The main contributions of this paper are as follows:

• We present the first comprehensive, E2E evaluation of a general-purpose CGRA for modern LLM inference. Our work demonstrates that a non-AI-specialized architecture can achieve superior energy efficiency, improving the Power-Delay Product (PDP) by up to 44.4× and the Energy-Delay Product (EDP) by up to 11.5× compared to a high-performance GPU. This finding validates a sustainable hardware approach that avoids the risk of rapid obsolescence associated with task-specific ASICs.

• We identify a critical performance bottleneck shift from computation to host-accelerator data transfer. Our system-level analysis using the llama.cpp framework reveals that the decode phase is data-transfer-bound, a finding obscured in kernel-centric evaluations that provides crucial guidance for latency optimization. • We validate CGRAs as a viable architectural solution that balances efficiency and programmability for sustainable LLM inference. Our work establishes that general-purpose reconfigurable hardware can effectively adapt to rapid algorithmic evolution, making it a practical choice for power-constrained deployment.

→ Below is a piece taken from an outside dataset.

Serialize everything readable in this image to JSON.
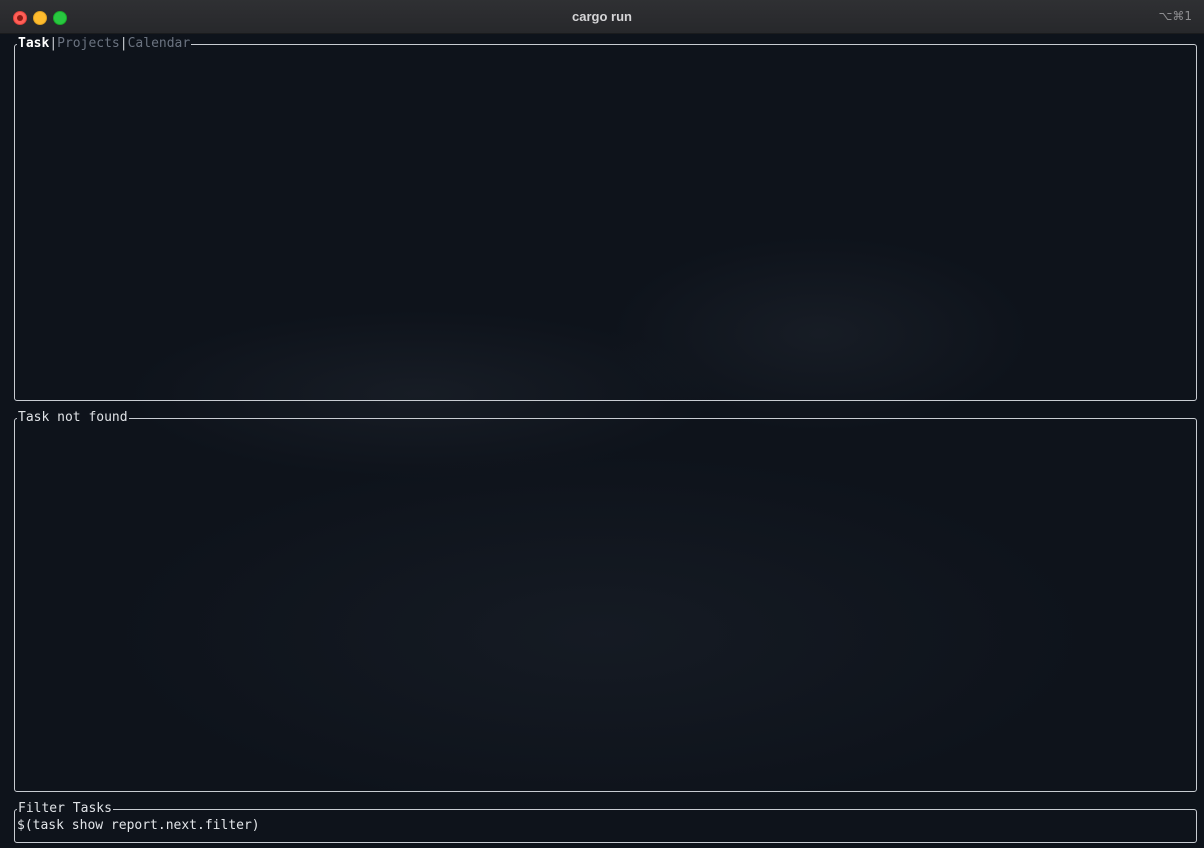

The remainder of this paper is organized as follows. Section II surveys related work in LLM acceleration and introduces the IMAX architecture. Section III details our implementation methodology, including the execution framework and kernel mapping strategies. Section IV presents the experimental results, comparing our accelerator against GPUs on E2E latency and energy-efficiency metrics. Section V analyzes performance bottlenecks by examining onchip memory impact, execution phase breakdowns, and host system limitations, and discusses directions for future work. Finally, Section VI concludes the paper.

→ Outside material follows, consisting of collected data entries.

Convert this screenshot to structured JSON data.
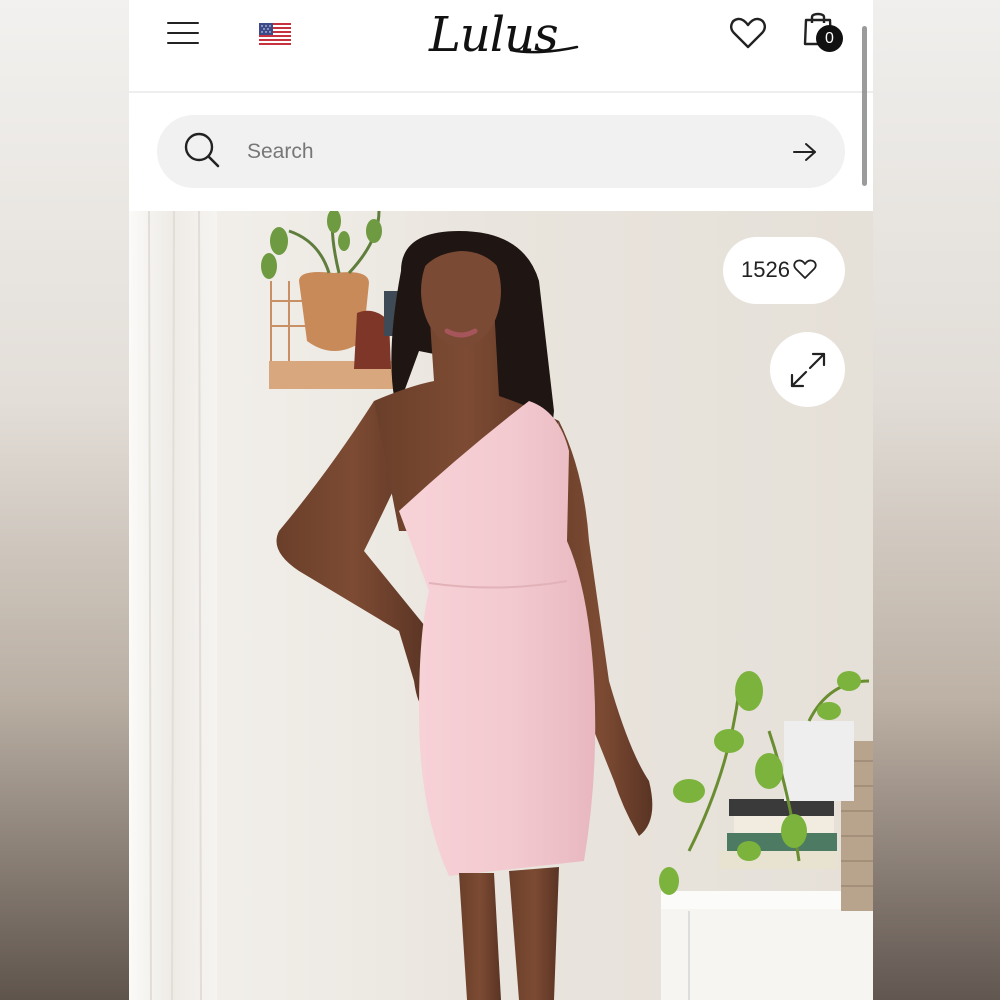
{
  "header": {
    "brand": "Lulus",
    "cart_count": "0",
    "icons": [
      "hamburger-menu-icon",
      "us-flag-icon",
      "heart-icon",
      "shopping-bag-icon"
    ]
  },
  "search": {
    "placeholder": "Search",
    "value": ""
  },
  "product": {
    "likes": "1526",
    "dress_color": "#f2c9cf",
    "icons": [
      "heart-outline-icon",
      "expand-icon"
    ]
  },
  "colors": {
    "text": "#111111",
    "search_bg": "#f1f1f1",
    "badge_bg": "#111111"
  }
}
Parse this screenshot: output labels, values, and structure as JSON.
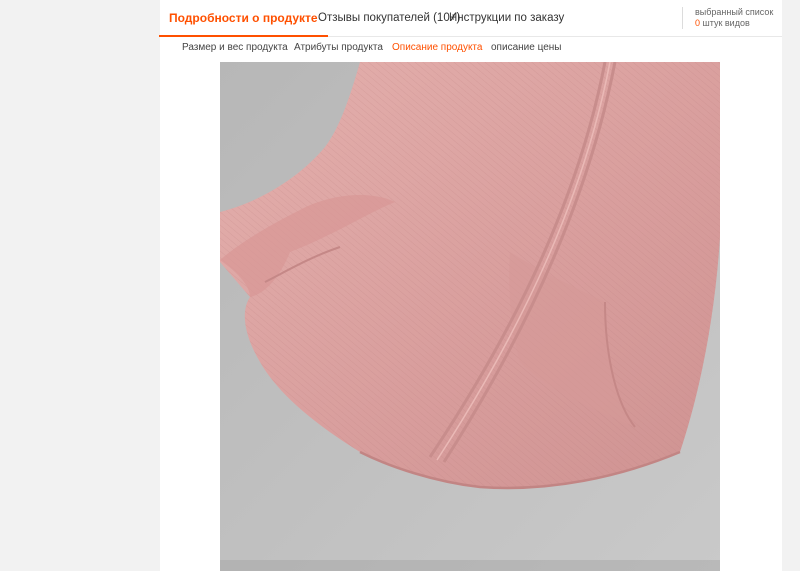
{
  "main_tabs": [
    {
      "label": "Подробности о продукте",
      "active": true
    },
    {
      "label": "Отзывы покупателей (10+)",
      "active": false
    },
    {
      "label": "Инструкции по заказу",
      "active": false
    }
  ],
  "wishlist": {
    "title": "выбранный список",
    "count": "0",
    "count_suffix": " штук видов"
  },
  "sub_tabs": [
    {
      "label": "Размер и вес продукта",
      "active": false
    },
    {
      "label": "Атрибуты продукта",
      "active": false
    },
    {
      "label": "Описание продукта",
      "active": true
    },
    {
      "label": "описание цены",
      "active": false
    }
  ],
  "colors": {
    "accent": "#ff5000",
    "fabric": "#dba3a3",
    "backdrop": "#bdbdbd"
  }
}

This work relates to both hardware acceleration for LLMs and CGRA implementation. In this section, we survey the key trends in both domains to contextualize our work and clarify its unique position and contributions.

Research on hardware acceleration for LLM inference falls into three main streams. The primary stream centers on the use of GPGPUs. Innovations such as Tensor Cores and the Hopper architecture [28] have substantially increased the throughput of LLM inference. The high programmability and well-developed ecosystem of GPGPUs facilitate rapid prototyping and application development [29]. However, this approach consumes substantial power, posing a significant sustainability challenge [30].

The second stream involves the development of ASICs specifically tailored for LLM inference. Architectures such as Google’s TPU [31] and Meta’s MTIA [32] achieve performance and power efficiency that far surpass GPGPUs by concentrating computational resources on the large-scale dotproduct operations at the core of LLMs. However, this high efficiency often results in over-specialization to particular algorithms or quantization methods, limiting adaptability. Consequently, these designs inherently risk rapid obsolescence due to the difficulty in adapting to fast-evolving LLM algorithms such as Mixture of Experts (MoE) [33] and Activation-aware Weight Quantization (AWQ) [34].

The third stream, positioned between the efficiency of ASICs and the flexibility of GPGPUs, explores the use of reconfigurable hardware, such as FPGAs and CGRAs. These architectures have already proven effective for general AI acceleration, with numerous research demonstrating their advantages in balancing performance and power consumption [35], [36], [37], [38]. Based on this success, they are now emerging as a suitable solution for LLM inference. The reconfigurability of these devices can potentially address the inflexibility inherent in ASICs, offering a suitable approach for the rapid evolution of LLMs.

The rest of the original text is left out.